According to some embodiments of the invention, the operation of the pool cleaning robot to dissolve the flocculant or water treatment is at least 20 minutes.

According to some embodiments of the invention, the deactivation of the pool cleaning robot to allow particle formation or treatment is at least 60 minutes.

Any reference to the term “comprising” or “having” should be interpreted also as referring to “consisting” of “essentially consisting of”. For example—a pool cleaning robot that comprises certain components can include additional components, can be limited to the certain components or may include additional components that do not materially affect the basic and novel characteristics of the pool cleaning robot—respectively.

In the foregoing specification, the invention has been described with reference to specific examples of embodiments of the invention. It will, however, be evident that various modifications and changes may be made therein without departing from the broader spirit and scope of the invention as set forth in the appended claims.

Moreover, the terms “front,” “back,” “top,” “bottom,” “over,” “under” and the like in the description and in the claims, if any, are used for descriptive purposes and not necessarily for describing permanent relative positions. It is understood that the terms so used are interchangeable under appropriate circumstances such that the embodiments of the invention described herein are, for example, capable of operation in other orientations than those illustrated or otherwise described herein.

Those skilled in the art will recognize that the boundaries between logic blocks are merely illustrative and that alternative embodiments may merge logic blocks or circuit elements or impose an alternate decomposition of functionality upon various logic blocks or circuit elements. Thus, it is to be understood that the architectures depicted herein are merely exemplary, and that in fact many other architectures can be implemented which achieve the same functionality.

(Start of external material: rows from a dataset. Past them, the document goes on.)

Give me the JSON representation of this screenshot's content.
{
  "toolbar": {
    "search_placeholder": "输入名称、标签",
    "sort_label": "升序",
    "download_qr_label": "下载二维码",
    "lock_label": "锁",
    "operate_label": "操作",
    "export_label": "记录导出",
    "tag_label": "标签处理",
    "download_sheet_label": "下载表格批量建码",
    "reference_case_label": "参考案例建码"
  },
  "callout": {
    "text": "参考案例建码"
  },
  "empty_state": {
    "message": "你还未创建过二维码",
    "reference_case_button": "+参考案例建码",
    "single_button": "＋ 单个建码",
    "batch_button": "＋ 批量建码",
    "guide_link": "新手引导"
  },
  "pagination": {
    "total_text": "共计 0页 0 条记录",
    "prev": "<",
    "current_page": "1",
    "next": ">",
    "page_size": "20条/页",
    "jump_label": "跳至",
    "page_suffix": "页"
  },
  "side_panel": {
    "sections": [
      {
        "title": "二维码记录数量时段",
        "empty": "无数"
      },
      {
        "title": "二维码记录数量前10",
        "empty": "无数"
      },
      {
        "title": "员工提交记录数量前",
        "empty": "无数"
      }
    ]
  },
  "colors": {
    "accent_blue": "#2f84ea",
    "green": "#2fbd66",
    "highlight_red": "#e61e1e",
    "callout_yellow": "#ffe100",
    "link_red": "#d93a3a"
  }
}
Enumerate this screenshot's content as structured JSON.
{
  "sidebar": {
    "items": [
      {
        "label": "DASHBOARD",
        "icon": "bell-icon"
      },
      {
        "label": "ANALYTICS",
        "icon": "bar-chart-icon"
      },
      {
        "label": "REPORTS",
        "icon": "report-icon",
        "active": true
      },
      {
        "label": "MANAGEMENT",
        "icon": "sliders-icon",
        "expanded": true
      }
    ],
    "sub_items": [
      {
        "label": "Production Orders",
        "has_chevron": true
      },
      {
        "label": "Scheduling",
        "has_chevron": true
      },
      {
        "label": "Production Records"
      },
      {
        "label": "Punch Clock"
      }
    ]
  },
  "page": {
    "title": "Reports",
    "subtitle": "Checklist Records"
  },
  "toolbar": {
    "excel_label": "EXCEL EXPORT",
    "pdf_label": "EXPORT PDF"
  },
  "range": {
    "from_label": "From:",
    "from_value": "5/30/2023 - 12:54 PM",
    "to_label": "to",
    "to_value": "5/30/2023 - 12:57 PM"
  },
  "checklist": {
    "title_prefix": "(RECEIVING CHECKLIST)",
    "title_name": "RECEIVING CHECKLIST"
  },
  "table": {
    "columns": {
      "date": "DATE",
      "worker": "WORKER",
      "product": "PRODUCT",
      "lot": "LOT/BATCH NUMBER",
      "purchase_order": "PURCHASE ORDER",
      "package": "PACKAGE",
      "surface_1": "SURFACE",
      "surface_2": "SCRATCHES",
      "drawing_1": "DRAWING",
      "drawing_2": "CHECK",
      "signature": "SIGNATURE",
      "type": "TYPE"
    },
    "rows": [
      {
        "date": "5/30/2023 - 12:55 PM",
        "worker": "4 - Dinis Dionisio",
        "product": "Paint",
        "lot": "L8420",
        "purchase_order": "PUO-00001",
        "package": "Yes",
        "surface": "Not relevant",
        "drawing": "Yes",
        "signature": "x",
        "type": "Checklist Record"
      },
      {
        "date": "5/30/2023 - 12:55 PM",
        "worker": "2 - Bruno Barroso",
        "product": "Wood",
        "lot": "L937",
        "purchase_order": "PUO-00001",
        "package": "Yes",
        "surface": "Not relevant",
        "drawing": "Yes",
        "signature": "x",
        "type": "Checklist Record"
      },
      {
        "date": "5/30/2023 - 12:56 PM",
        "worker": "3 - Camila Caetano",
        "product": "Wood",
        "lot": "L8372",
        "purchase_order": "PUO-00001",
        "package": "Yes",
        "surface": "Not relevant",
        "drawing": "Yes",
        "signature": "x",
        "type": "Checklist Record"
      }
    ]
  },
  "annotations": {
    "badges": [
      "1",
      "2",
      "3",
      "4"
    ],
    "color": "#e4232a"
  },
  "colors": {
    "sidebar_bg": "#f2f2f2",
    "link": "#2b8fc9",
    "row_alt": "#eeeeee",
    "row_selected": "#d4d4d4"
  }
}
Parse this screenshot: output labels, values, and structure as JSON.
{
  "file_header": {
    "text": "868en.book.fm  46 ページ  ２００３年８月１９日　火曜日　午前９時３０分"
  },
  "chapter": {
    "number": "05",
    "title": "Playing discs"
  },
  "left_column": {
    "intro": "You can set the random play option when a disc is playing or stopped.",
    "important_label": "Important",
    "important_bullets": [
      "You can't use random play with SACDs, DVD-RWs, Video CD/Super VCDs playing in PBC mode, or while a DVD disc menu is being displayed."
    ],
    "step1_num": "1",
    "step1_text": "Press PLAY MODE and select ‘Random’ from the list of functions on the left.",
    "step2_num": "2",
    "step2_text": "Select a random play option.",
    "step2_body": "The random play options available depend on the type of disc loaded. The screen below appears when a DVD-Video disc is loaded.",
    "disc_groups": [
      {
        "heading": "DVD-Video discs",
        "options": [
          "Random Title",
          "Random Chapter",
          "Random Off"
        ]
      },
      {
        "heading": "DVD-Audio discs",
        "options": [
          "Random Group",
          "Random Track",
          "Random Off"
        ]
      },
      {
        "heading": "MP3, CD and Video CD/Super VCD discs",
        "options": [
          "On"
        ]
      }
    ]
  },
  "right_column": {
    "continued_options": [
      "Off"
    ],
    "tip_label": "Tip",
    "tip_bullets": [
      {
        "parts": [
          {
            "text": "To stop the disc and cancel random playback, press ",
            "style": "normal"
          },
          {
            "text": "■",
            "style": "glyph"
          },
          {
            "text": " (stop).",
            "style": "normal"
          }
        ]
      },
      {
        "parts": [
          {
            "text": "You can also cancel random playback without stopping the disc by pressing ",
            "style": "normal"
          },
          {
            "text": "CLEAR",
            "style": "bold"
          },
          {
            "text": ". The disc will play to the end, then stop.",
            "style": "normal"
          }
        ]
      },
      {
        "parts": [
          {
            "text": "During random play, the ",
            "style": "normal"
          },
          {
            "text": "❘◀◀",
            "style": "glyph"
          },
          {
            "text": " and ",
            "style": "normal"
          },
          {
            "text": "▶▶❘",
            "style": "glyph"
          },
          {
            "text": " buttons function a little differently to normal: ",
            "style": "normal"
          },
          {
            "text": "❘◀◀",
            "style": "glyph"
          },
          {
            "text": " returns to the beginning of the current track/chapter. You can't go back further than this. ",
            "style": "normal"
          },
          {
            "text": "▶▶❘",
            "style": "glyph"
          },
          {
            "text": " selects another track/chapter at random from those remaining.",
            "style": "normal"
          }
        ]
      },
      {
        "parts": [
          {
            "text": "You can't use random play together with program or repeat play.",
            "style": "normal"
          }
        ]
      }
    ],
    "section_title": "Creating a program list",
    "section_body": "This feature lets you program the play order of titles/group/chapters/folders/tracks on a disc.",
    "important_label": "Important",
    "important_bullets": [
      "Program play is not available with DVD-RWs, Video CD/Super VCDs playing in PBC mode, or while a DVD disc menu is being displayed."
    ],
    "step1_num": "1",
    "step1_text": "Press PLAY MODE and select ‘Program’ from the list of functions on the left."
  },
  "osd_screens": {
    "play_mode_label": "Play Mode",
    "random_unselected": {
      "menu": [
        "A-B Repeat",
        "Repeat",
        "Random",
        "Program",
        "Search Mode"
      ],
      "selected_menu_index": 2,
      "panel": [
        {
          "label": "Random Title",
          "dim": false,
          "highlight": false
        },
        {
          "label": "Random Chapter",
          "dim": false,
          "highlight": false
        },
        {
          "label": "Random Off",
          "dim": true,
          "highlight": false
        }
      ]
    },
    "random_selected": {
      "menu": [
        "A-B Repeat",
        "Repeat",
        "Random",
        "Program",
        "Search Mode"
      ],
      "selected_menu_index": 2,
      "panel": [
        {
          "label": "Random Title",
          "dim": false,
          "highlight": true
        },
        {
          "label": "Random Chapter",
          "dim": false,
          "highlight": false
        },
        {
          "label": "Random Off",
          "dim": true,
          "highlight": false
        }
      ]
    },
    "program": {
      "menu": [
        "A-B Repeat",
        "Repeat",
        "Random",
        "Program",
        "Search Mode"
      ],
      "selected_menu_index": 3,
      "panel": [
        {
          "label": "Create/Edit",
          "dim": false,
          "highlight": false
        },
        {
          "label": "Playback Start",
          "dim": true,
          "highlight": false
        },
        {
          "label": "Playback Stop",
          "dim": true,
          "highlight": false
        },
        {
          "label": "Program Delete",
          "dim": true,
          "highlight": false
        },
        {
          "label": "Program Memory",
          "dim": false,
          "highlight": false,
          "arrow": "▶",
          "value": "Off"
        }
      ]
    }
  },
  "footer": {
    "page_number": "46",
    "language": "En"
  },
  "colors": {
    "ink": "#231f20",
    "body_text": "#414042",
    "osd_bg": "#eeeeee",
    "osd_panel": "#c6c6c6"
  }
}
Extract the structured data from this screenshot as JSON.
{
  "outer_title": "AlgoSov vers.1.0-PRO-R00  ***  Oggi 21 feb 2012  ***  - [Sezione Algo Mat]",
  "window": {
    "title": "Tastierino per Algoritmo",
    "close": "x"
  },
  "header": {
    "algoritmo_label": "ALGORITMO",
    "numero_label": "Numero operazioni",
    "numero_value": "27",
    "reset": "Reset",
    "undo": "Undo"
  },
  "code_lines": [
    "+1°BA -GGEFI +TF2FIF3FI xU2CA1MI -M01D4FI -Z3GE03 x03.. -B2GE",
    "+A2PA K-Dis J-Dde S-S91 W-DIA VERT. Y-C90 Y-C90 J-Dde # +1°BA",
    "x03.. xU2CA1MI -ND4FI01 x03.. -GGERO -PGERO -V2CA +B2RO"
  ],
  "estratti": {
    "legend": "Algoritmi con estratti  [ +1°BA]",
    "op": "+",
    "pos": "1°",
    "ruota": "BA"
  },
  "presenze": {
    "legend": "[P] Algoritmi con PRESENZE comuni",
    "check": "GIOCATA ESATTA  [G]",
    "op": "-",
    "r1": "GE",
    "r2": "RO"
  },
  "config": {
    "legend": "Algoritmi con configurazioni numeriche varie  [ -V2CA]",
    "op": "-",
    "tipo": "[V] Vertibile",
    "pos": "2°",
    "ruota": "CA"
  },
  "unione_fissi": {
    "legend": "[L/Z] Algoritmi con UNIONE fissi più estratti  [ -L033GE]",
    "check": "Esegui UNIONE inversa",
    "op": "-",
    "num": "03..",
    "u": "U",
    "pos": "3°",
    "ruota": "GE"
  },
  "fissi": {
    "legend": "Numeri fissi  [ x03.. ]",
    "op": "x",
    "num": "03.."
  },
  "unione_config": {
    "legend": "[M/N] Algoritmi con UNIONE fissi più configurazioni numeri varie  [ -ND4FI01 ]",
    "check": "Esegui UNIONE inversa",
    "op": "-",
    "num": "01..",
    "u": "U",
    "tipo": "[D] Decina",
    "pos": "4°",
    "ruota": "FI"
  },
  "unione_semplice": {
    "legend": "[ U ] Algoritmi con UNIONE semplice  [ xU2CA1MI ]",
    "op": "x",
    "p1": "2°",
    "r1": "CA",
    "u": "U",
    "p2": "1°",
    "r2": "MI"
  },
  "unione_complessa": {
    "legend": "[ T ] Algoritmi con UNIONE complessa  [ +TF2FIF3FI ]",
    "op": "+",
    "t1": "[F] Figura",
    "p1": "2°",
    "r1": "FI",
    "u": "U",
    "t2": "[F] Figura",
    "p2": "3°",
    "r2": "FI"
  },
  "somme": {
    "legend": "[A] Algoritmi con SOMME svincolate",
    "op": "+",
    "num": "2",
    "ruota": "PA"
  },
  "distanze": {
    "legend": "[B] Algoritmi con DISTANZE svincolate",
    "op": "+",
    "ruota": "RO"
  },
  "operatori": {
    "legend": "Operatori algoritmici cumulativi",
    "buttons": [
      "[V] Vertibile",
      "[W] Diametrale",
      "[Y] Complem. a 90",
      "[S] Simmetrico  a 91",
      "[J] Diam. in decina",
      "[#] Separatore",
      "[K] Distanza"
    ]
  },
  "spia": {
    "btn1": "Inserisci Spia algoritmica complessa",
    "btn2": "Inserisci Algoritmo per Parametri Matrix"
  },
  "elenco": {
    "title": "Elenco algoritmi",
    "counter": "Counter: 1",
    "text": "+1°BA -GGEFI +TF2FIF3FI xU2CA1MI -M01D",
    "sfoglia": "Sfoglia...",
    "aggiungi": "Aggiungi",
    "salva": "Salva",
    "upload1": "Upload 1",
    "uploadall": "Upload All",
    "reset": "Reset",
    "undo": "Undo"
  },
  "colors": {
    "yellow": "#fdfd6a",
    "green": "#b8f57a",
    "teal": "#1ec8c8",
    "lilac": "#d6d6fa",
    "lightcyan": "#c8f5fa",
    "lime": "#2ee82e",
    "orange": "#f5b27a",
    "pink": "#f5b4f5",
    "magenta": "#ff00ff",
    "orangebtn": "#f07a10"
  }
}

Any arrangement of components to achieve the same functionality is effectively “associated” such that the desired functionality is achieved. Hence, any two components herein combined to achieve a particular functionality can be seen as “associated with” each other such that the desired functionality is achieved, irrespective of architectures or intermedial components. Likewise, any two components so associated can also be viewed as being “operably connected,” or “operably coupled,” to each other to achieve the desired functionality.

Furthermore, those skilled in the art will recognize that boundaries between the above described operations merely illustrative. The multiple operations may be combined into a single operation, a single operation may be distributed in additional operations and operations may be executed at least partially overlapping in time. Moreover, alternative embodiments may include multiple instances of a particular operation, and the order of operations may be altered in various other embodiments.

While certain features of the invention have been illustrated and described herein, many modifications, substitutions, changes, and equivalents will now occur to those of ordinary skill in the art. It is, therefore, to be understood that the appended claims are intended to cover all such modifications and changes as fall within the true spirit of the invention.